Veranstaltungen und Treffen der Anarchistischen Assoziation Düsseldorf

Falls ihr in der Nähe von Düsseldorf wohnt und euch organisieren möchtet, lädt euch die Anarchistische Assoziation Düsseldorf zu ihrem öffentlichen Treffen ein. Jeden 2. und 4. Donnerstag im Monat um 19:00 im V6 (Volmerswerther Straße 6).

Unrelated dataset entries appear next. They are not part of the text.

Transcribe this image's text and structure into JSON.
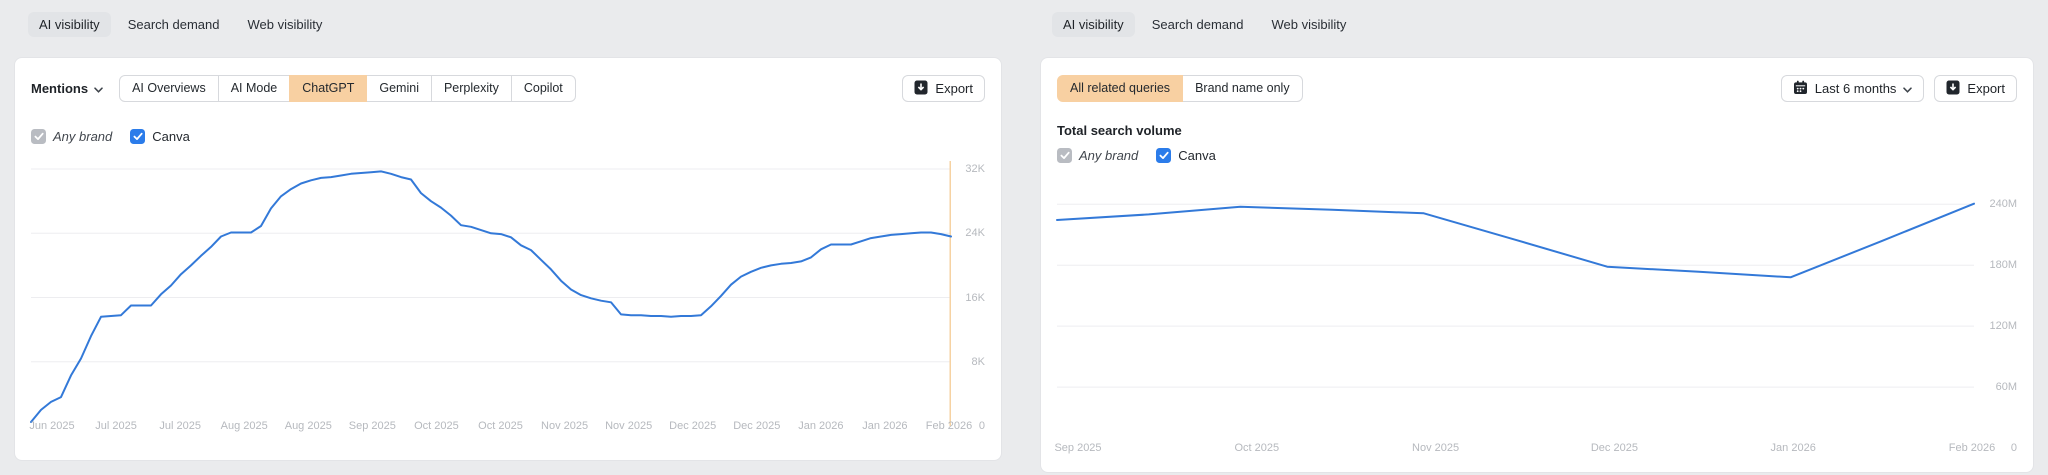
{
  "page": {
    "background": "#eaebed",
    "accent_blue": "#3379d8",
    "accent_orange": "#f8d0a2",
    "marker_orange": "#f6d2a2"
  },
  "left_panel": {
    "tabs": [
      {
        "label": "AI visibility",
        "selected": true
      },
      {
        "label": "Search demand",
        "selected": false
      },
      {
        "label": "Web visibility",
        "selected": false
      }
    ],
    "toolbar": {
      "metric_dropdown": "Mentions",
      "segments": [
        "AI Overviews",
        "AI Mode",
        "ChatGPT",
        "Gemini",
        "Perplexity",
        "Copilot"
      ],
      "selected_segment": "ChatGPT",
      "export_label": "Export"
    },
    "legend": [
      {
        "label": "Any brand",
        "checked": true,
        "style": "muted"
      },
      {
        "label": "Canva",
        "checked": true,
        "style": "active"
      }
    ]
  },
  "right_panel": {
    "tabs": [
      {
        "label": "AI visibility",
        "selected": true
      },
      {
        "label": "Search demand",
        "selected": false
      },
      {
        "label": "Web visibility",
        "selected": false
      }
    ],
    "toolbar": {
      "segments": [
        "All related queries",
        "Brand name only"
      ],
      "selected_segment": "All related queries",
      "date_range": "Last 6 months",
      "export_label": "Export"
    },
    "heading": "Total search volume",
    "legend": [
      {
        "label": "Any brand",
        "checked": true,
        "style": "muted"
      },
      {
        "label": "Canva",
        "checked": true,
        "style": "active"
      }
    ]
  },
  "chart_data": [
    {
      "type": "line",
      "name": "mentions-chart",
      "title": "ChatGPT mentions over time",
      "legend_position": "top-left",
      "grid": true,
      "ylim": [
        0,
        33000
      ],
      "yticks": [
        {
          "value": 32000,
          "label": "32K"
        },
        {
          "value": 24000,
          "label": "24K"
        },
        {
          "value": 16000,
          "label": "16K"
        },
        {
          "value": 8000,
          "label": "8K"
        },
        {
          "value": 0,
          "label": "0"
        }
      ],
      "xlabels": [
        "Jun 2025",
        "Jul 2025",
        "Jul 2025",
        "Aug 2025",
        "Aug 2025",
        "Sep 2025",
        "Oct 2025",
        "Oct 2025",
        "Nov 2025",
        "Nov 2025",
        "Dec 2025",
        "Dec 2025",
        "Jan 2026",
        "Jan 2026",
        "Feb 2026"
      ],
      "end_marker": true,
      "end_marker_color": "#f6d2a2",
      "series": [
        {
          "name": "Canva",
          "color": "#3379d8",
          "values": [
            500,
            2000,
            3000,
            3600,
            6300,
            8400,
            11200,
            13600,
            13700,
            13800,
            15000,
            15000,
            15000,
            16400,
            17500,
            18900,
            20000,
            21200,
            22300,
            23600,
            24100,
            24100,
            24100,
            24900,
            27100,
            28600,
            29500,
            30200,
            30600,
            30900,
            31000,
            31200,
            31400,
            31500,
            31600,
            31700,
            31400,
            31000,
            30700,
            29000,
            28000,
            27200,
            26200,
            25000,
            24800,
            24400,
            24000,
            23900,
            23500,
            22500,
            21900,
            20700,
            19500,
            18100,
            17000,
            16300,
            15900,
            15600,
            15400,
            13900,
            13800,
            13800,
            13700,
            13700,
            13600,
            13700,
            13700,
            13800,
            14900,
            16200,
            17600,
            18600,
            19200,
            19700,
            20000,
            20200,
            20300,
            20500,
            21000,
            22000,
            22600,
            22600,
            22600,
            23000,
            23400,
            23600,
            23800,
            23900,
            24000,
            24100,
            24100,
            23900,
            23600
          ]
        }
      ]
    },
    {
      "type": "line",
      "name": "search-volume-chart",
      "title": "Total search volume",
      "legend_position": "top-left",
      "grid": true,
      "ylim": [
        0,
        253000000
      ],
      "yticks": [
        {
          "value": 240000000,
          "label": "240M"
        },
        {
          "value": 180000000,
          "label": "180M"
        },
        {
          "value": 120000000,
          "label": "120M"
        },
        {
          "value": 60000000,
          "label": "60M"
        },
        {
          "value": 0,
          "label": "0"
        }
      ],
      "xlabels": [
        "Sep 2025",
        "Oct 2025",
        "Nov 2025",
        "Dec 2025",
        "Jan 2026",
        "Feb 2026"
      ],
      "end_marker": false,
      "series": [
        {
          "name": "Canva",
          "color": "#3379d8",
          "values": [
            224500000,
            230000000,
            237500000,
            234500000,
            231000000,
            205000000,
            178500000,
            173500000,
            168000000,
            204000000,
            240500000
          ]
        }
      ]
    }
  ]
}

Am: Dienstag, 28. Juli 2015
Was: Vortrag | Diskussion
Einlass: 19:00 Uhr | Beginn: 19:30 Uhr
Ende: 22:00 Uhr| Eintritt: Frei – Spenden willkommen

Wo: V6 (Volmerswerther Straße 6)

Die meisten werden das Wort schonmal gehört haben: „Anarchie“
Immer wieder taucht es auf. In den Nachrichten zum Beispiel, wenn die „Anarchie“ mal wieder herrscht, oder irgendetwas in „Anarchie“ zu versinken droht. Künstler*innen und Regiseur*innen wird „Anarchie“ oft positiv zugesprochen. Alles in allem überwigt aber die Angst und Ablehnung vor der „Anarchie“.

Einige, besonders politische Aktive haben schon etwas mehr Wissen über „Anarchie“. Aber auch das ist meist mehr von Vorurteilen denn von echter Kenntnis der Materie geprägt.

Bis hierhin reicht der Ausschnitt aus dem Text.